Une dépêche d’agence est un texte d’information fourni à des médias et susceptible d’être adapté avant publication. L’assistance envisagée doit aider à la mettre en forme selon les standards rédactionnels de Le Monde. Une telle étape peut inclure l’adaptation du style ou de la présentation, tâches répétitives pour lesquelles les modèles de langage sont parfois utilisés.
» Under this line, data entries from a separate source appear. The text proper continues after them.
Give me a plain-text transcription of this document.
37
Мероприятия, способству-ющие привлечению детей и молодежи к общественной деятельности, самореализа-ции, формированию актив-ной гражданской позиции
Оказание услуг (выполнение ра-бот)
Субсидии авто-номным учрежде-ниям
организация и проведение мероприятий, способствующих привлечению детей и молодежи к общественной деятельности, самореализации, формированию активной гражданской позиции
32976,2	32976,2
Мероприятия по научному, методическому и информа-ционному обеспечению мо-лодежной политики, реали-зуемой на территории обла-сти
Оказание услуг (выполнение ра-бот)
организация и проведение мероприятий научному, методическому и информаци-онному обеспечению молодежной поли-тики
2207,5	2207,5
Mais la rédaction conserve la responsabilité de vérifier les informations et de valider le résultat final. Ce point est central, car un outil comme ChatGPT peut proposer une formulation erronée, omettre une réserve importante ou introduire une information qui ne figure pas dans le texte de départ. La vitesse d’exécution ne remplace pas le contrôle des faits.

L’IA comme assistance, la rédaction comme responsable

Ce que les outils peuvent accélérer

  • Produire une première traduction en anglais.
  • Transformer un article en version audio.
  • Générer une première transcription ou des sous-titres.
  • Assister l’adaptation de dépêches d’agence.
  • Suggérer des liens pertinents dans les archives.

Ce que la rédaction conserve

  • Vérifier les faits et les formulations publiées.
  • Relire les traductions et les sous-titres.
  • Valider l’édition finale des dépêches.
  • Assurer la correction finale avec des spécialistes.
  • Préserver l’authenticité des images et informer les lecteurs.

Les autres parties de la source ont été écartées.